The Trump administration on Tuesday started the clock on a repeal of the Clean Power Plan, a move cheered by a beleaguered coal industry.
The Clean Power Plan, which has been put on hold by the Supreme Court, was the centerpiece of President Barack Obama’s policies to limit carbon emissions. However, critics of the plan argued that it would effectively force many coal-fired power plants to close, thus spelling more trouble for miners. Coal groups and more than two dozen states challenged the regulation, arguing that the Obama administration overstepped its authority.
EPA Administrator Scott Pruitt is expected to formally file a new rule Tuesday that would override the Clean Power Plan.
“The war on coal is over,” Pruitt declared Monday at an event in Kentucky.

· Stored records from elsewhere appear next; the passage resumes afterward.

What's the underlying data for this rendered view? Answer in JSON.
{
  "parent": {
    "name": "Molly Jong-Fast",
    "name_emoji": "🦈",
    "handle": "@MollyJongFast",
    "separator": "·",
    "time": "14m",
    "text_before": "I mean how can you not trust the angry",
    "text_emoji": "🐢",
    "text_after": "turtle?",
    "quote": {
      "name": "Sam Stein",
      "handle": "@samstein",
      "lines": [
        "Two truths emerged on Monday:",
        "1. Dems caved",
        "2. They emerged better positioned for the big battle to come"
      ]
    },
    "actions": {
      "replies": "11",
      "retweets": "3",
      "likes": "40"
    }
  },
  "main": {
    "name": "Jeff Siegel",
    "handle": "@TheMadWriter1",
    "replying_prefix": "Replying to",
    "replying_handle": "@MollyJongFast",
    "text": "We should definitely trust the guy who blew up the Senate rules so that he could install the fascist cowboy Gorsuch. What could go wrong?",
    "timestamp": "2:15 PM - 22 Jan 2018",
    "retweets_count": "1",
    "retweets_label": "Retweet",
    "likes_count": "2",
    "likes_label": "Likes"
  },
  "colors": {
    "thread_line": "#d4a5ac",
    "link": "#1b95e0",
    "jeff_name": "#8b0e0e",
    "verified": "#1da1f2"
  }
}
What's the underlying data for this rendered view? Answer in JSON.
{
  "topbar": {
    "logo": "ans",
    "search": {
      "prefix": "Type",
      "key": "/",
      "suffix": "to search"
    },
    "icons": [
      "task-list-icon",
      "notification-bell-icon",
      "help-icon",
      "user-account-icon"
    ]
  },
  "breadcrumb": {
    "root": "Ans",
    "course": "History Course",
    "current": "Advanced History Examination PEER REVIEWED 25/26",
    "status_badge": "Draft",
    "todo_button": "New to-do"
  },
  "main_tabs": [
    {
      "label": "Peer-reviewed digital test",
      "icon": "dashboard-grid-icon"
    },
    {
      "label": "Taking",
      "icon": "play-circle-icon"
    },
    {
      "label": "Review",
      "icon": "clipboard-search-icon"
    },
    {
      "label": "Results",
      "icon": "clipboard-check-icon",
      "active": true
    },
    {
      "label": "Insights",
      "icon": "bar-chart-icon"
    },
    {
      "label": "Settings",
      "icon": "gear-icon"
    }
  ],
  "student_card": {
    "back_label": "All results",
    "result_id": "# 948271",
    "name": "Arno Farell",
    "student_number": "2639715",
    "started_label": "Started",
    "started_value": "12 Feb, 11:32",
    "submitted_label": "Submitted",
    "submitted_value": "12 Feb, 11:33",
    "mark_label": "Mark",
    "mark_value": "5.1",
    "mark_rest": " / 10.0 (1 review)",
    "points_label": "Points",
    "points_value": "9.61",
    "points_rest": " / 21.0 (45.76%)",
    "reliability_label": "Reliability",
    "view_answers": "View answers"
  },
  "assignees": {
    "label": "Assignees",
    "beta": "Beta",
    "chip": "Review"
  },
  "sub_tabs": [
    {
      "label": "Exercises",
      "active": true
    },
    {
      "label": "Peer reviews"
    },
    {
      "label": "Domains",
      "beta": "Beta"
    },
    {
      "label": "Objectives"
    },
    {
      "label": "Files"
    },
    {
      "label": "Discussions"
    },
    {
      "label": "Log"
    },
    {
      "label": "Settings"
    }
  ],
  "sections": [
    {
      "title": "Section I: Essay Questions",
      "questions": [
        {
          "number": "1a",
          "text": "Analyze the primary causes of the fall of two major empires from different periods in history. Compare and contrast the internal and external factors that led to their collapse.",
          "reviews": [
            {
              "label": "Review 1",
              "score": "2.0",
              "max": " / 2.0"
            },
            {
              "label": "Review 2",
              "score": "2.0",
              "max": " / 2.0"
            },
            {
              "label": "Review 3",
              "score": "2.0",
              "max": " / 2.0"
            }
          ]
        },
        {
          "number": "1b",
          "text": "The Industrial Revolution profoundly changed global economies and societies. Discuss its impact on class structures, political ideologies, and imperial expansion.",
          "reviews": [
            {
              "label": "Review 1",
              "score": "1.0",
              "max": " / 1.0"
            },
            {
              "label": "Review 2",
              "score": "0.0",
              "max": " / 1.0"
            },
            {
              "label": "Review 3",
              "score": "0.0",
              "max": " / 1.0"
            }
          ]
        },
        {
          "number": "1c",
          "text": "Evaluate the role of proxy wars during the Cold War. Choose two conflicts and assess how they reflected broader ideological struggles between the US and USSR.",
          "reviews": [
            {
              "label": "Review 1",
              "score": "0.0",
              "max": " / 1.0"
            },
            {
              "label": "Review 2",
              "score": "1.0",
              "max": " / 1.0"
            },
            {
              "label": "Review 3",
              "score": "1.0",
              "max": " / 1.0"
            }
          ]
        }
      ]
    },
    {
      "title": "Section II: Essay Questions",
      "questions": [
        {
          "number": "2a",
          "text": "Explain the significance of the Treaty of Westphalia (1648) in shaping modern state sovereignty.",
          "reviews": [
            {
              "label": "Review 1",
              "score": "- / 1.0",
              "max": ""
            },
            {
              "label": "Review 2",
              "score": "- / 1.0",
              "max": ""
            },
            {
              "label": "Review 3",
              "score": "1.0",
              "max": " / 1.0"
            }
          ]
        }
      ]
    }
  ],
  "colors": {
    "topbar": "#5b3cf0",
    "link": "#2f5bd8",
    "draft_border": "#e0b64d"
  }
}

Murray Energy, whose CEO Robert Murray was a vocal opponent of President Obama’s coal-related regulations, said scrapping the Clean Power Plan has saved over 25,000 jobs.
“We fully support President Trump and Administrator Pruitt’s decision to fully repeal the so-called Clean Power Plan,” Murray Energy said in a statement. “We will continue to work with the President Trump’s Administration to preserve low-cost, reliable electricity in America, and to protect the thousands of jobs and family livelihoods that rely on the United States coal industry.”
Peabody Energy, one of several coal producers to declare bankruptcy in recent years, said new technologies are the best path forward for cutting emissions.
“We encourage continued steps to protect affordable, reliable and resilient coal-fueled generation for American families and businesses, and support repeal of regulations that would have raised power costs and damaged reliability with no significant benefit,” the company said.
The Clean Power Plan assumed that states could cut pollution by replacing coal plants with cleaner power-generating facilities, such as wind farms. The plan’s challengers in court argued that federal rules can only address technologies available to individual power plants.
“This administration continues to live up to the promises it made to the people in our coalfields,” said West Virginia Coal Association President Bill Raney. “We have been saying for years that the Clean Power Plan was a totally unworkable concept that would cause nothing but devastation for West Virginia’s economy while it forcibly reshaped the country’s electrical grid.”
The American Coal Council called the Clean Power Plan “unprecedented in scope and reach,” adding that the rule would have sparked a double-digit increase in electricity costs for families.
The EPA’s repeal of the Clean Power Plan comes six months after President Donald Trump signed an executive order to roll back Obama-era regulations. President Trump also announced during the summer that the U.S. would remove itself from the Paris climate pact.
U.S. coal production last year reached its lowest level since 1978, but miners have bounced back in 2017. The nation’s output of coal fell about 10% in 2015 and 17% in 2016, according to the Energy Information Administration. Production in the first eight months of 2017 was sharply higher, rising 14% to 528 million short tons. The EIA projects an 8% increase for the full year.
The EIA also estimates that coal will match natural gas for an equal share of utilities’ electricity generation this year.
The National Mining Association believes the Trump administration’s decision will save 240 million tons of annual coal production and protect more than 27,000 mining jobs, in addition to almost 100,000 indirect jobs that rely on coal.